Rewrite R glm in hail

Hi hail team!

I have a very basic question. I’m trying to rewrite the following R code (from Kaitlin’s MPC code) using hail:

glm(pop_v_path ~ obs_exp + mis_badness3 + obs_exp:mis_badness3 + polyphen2 + obs_exp:polyphen2, data=cleaned_joint_exac_clinvar.scores, family=binomial)

Is there an easy way to write this formula?


My R reading isn’t great: is this a linear regression? Or is this more complicated than that?

I think this is a logistic regression. I saw in the R docs that the : operator has a specific definition for glm:

A specification of the form first:second indicates the set of terms obtained by taking the interactions of all terms in first with all terms in second.

do you know if there is an equivalent for this in python?

Ok, so I think obs_exp:mis_badness3 in R is the same as obs_exp * mis_badness3 in Python. In an R formula, obs_exp * mis_badness3 would translate to the Python obs_exp + mis_badness3 + obs_exp * mis_badness3.

1 Like

thank you!!

hello! circling back to this, is there a way to do a logistic regression in hail? I think these two functions are the most relevant: Hail | Aggregators and Hail | Statistics.

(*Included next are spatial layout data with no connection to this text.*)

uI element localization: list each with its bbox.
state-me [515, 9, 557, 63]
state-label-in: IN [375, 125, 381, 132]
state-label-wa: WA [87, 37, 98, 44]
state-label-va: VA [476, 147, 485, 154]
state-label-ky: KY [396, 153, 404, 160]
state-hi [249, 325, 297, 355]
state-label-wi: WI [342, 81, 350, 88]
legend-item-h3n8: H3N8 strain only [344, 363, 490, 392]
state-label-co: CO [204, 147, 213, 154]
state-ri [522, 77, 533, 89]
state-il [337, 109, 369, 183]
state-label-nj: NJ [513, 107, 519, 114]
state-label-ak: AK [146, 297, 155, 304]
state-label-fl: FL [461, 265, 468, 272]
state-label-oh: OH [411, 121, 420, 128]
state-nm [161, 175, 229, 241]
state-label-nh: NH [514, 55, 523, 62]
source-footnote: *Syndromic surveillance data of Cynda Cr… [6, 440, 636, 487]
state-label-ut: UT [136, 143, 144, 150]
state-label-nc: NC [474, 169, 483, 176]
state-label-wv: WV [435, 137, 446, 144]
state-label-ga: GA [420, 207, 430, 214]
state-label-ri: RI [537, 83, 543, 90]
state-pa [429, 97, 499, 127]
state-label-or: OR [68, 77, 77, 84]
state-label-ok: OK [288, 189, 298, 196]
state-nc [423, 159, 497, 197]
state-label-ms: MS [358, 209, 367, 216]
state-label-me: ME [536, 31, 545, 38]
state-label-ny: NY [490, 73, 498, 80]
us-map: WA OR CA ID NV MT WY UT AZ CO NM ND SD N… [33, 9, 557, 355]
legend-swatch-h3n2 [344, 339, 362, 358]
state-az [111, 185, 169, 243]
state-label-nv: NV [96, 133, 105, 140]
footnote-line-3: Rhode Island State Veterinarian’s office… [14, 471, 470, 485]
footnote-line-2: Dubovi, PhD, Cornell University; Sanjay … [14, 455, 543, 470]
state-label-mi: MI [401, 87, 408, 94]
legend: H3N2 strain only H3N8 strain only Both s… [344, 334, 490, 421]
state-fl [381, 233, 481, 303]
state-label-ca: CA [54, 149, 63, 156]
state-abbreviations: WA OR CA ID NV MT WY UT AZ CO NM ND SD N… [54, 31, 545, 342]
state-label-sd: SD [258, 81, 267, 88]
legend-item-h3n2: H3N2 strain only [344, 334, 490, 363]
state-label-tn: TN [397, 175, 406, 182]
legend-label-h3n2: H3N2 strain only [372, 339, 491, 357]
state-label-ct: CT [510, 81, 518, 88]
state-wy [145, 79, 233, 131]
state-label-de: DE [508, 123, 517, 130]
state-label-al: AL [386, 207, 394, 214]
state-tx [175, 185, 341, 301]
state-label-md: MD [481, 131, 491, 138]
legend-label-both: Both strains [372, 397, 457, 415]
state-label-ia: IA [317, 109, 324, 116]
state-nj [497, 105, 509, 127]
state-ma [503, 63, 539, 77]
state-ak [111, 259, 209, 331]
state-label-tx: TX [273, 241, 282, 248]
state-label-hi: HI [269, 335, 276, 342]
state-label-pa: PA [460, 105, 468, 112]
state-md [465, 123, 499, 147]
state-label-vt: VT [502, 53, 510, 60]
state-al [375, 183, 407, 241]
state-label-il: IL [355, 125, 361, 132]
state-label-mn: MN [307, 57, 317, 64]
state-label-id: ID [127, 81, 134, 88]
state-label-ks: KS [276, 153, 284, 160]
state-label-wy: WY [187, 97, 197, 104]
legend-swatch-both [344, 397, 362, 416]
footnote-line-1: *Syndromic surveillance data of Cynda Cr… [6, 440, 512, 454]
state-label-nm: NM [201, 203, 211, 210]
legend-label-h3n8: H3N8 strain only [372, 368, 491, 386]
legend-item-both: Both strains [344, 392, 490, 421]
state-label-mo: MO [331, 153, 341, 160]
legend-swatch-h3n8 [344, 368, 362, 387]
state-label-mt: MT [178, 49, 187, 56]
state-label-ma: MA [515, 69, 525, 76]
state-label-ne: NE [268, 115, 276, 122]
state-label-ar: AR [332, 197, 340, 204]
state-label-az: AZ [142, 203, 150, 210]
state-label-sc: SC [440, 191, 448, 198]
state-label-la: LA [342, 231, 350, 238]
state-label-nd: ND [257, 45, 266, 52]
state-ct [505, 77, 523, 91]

I’m hoping to run a logistic regression in an aggregation (ideally something like hl.agg.logreg), is that possible with the existing functionality? Maybe I’ve missed something in the docs?

I’d appreciate any tips – thanks in advance!

This isn’t possible right now. Fitting a logistic regression a convex optimization problem, and there are no good options for doing this in a single pass over the data (which is what Hail aggregators require). We intend to support doing this on a table, but don’t have a timeline right now.

gotcha, thank you for letting me know!